Palin giggled. "Maybe in eight years!" she said.
Between the hunting date, the views of Belgium, and hugs for Carla Bruni, a classic all around.
The response from Palin spokeswoman Tracey Schmitt: "C'est la vie."
Per ABC's Jake Tapper, the response from Obama senior adviser Robert Gibbs: "I'm glad we check out our calls before we hand the phone to Barack Obama."
Yes, she (unwittingly) played along with a Canadian comic team. But Sarah Palin is going the entire campaign without doing a Sunday show.
ABC's "This Week with George Stephanopoulos" features a face-off between David Axelrod, Obama's top strategist, and Rick Davis, McCain's campaign manager.

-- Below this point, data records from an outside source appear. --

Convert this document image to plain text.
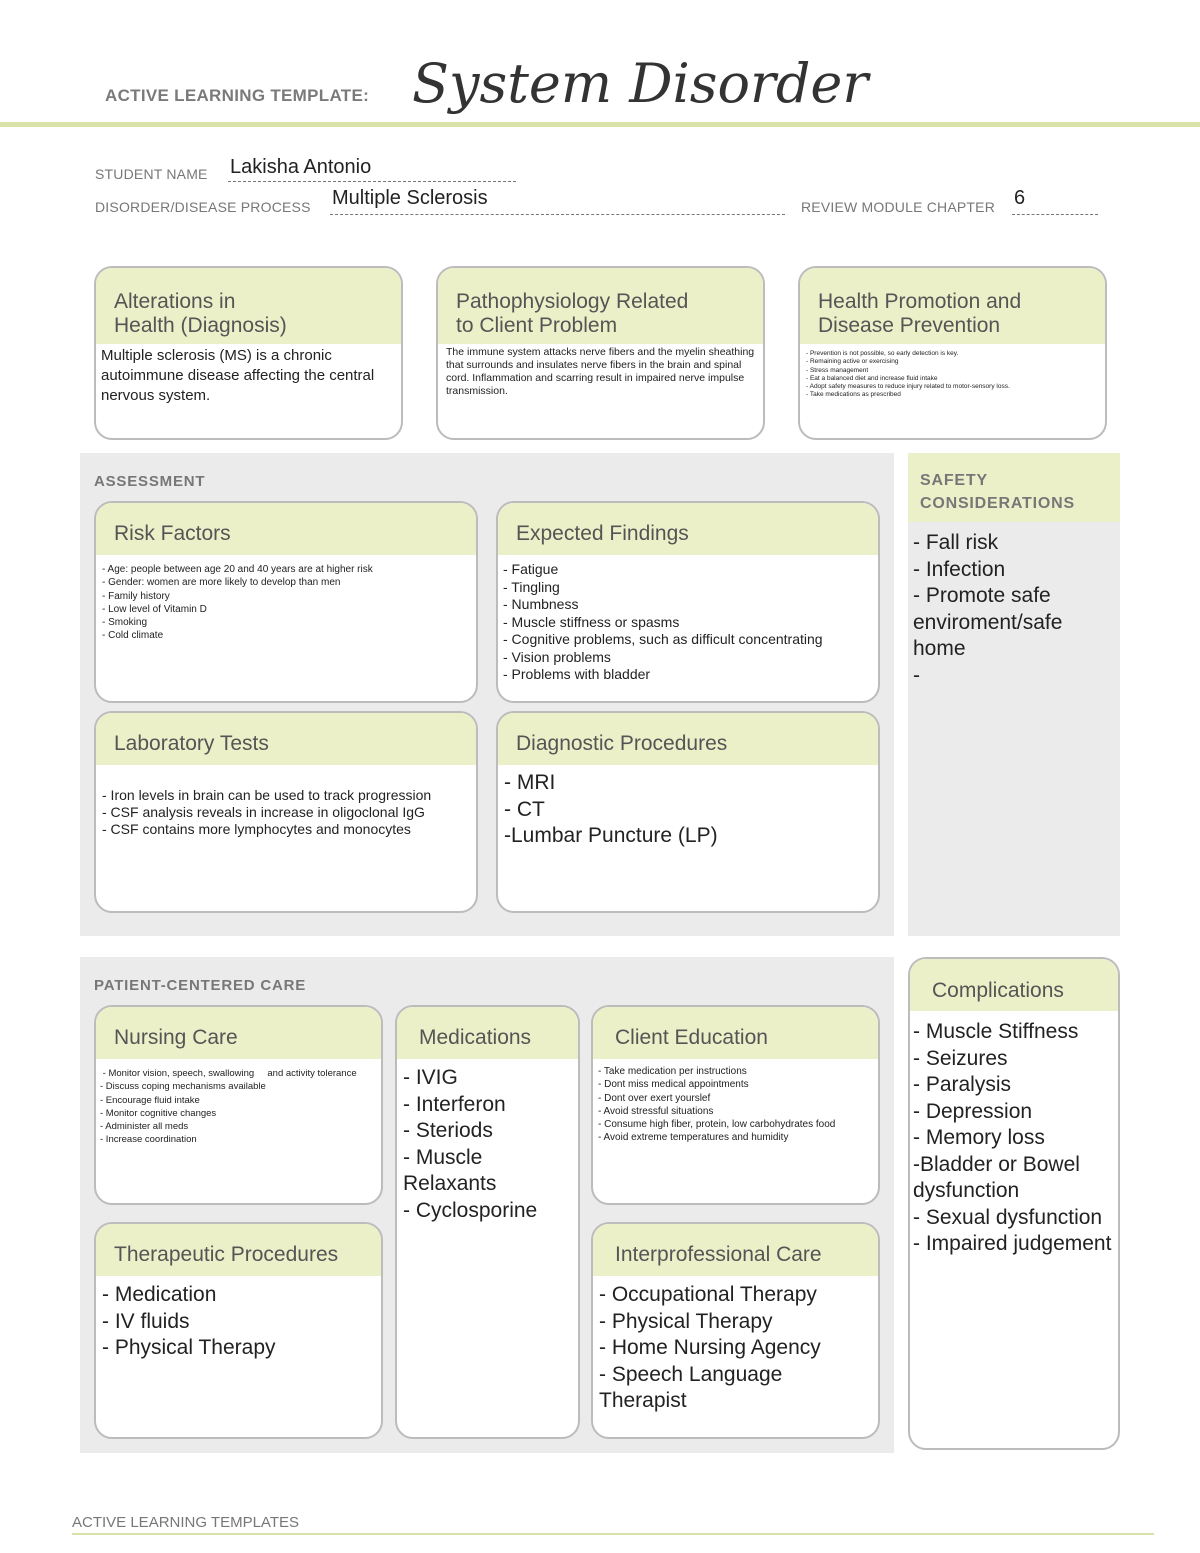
ACTIVE LEARNING TEMPLATE: System Disorder
STUDENT NAME Lakisha Antonio
DISORDER/DISEASE PROCESS Multiple Sclerosis	REVIEW MODULE CHAPTER 6
Alterations in
Health (Diagnosis)
Multiple sclerosis (MS) is a chronic autoimmune disease affecting the central nervous system.
Pathophysiology Related
to Client Problem
The immune system attacks nerve fibers and the myelin sheathing that surrounds and insulates nerve fibers in the brain and spinal cord. Inflammation and scarring result in impaired nerve impulse transmission.
Health Promotion and
Disease Prevention
- Prevention is not possible, so early detection is key.
- Remaining active or exercising
- Stress management
- Eat a balanced diet and increase fluid intake
- Adopt safety measures to reduce injury related to motor-sensory loss.
- Take medications as prescribed
ASSESSMENT
Risk Factors
- Age: people between age 20 and 40 years are at higher risk
- Gender: women are more likely to develop than men
- Family history
- Low level of Vitamin D
- Smoking
- Cold climate
Expected Findings
- Fatigue
- Tingling
- Numbness
- Muscle stiffness or spasms
- Cognitive problems, such as difficult concentrating
- Vision problems
- Problems with bladder
Laboratory Tests
- Iron levels in brain can be used to track progression
- CSF analysis reveals in increase in oligoclonal IgG
- CSF contains more lymphocytes and monocytes
Diagnostic Procedures
- MRI
- CT
-Lumbar Puncture (LP)
SAFETY
CONSIDERATIONS
- Fall risk
- Infection
- Promote safe enviroment/safe home
-
PATIENT-CENTERED CARE
Nursing Care
- Monitor vision, speech, swallowing     and activity tolerance
- Discuss coping mechanisms available
- Encourage fluid intake
- Monitor cognitive changes
- Administer all meds
- Increase coordination
Medications
- IVIG
- Interferon
- Steriods
- Muscle Relaxants
- Cyclosporine
Client Education
- Take medication per instructions
- Dont miss medical appointments
- Dont over exert yourslef
- Avoid stressful situations
- Consume high fiber, protein, low carbohydrates food
- Avoid extreme temperatures and humidity
Therapeutic Procedures
- Medication
- IV fluids
- Physical Therapy
Interprofessional Care
- Occupational Therapy
- Physical Therapy
- Home Nursing Agency
- Speech Language Therapist
Complications
- Muscle Stiffness
- Seizures
- Paralysis
- Depression
- Memory loss
-Bladder or Bowel dysfunction
- Sexual dysfunction
- Impaired judgement
ACTIVE LEARNING TEMPLATES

Davis and Obama campaign manager David Plouffe are on "Fox News Sunday," along with Karl Rove.
"Face the Nation" has Axelrod, Sen. Lindsey Graham, R-S.C., Sen. John Ensign, R-Nev., and Sen. Chuck Schumer, D-N.Y.
"Meet the Press" features Sen. John Kerry, D-Mass., and former Sen. Fred Thompson, R-Tenn.
CNN's "Late Edition" has Pennsylvania's senators, Democrat Bob Casey and Republican Arlen Specter, a Republican. Four governors are also on the program: Tim Kaine, D-Va.; Tim Pawlenty, R-Minn.; Mark Sanford, R-S.C.; and Deval Patrick, D-Mass.
Obama sits down with CBS' Katie Couric Sunday, for an interview that will air Sunday and Monday.
The Kicker:
"No, I'll be a careful shot, yes." -- Sarah Palin, responding to what she thought was French President Nicholas Sarkozy saying he wanted to go hunting with her, "as long as we don't bring Vice President Cheney."
"As a reminder, all undergarments are non-refundable." -- John McCain, on "Saturday Night Live."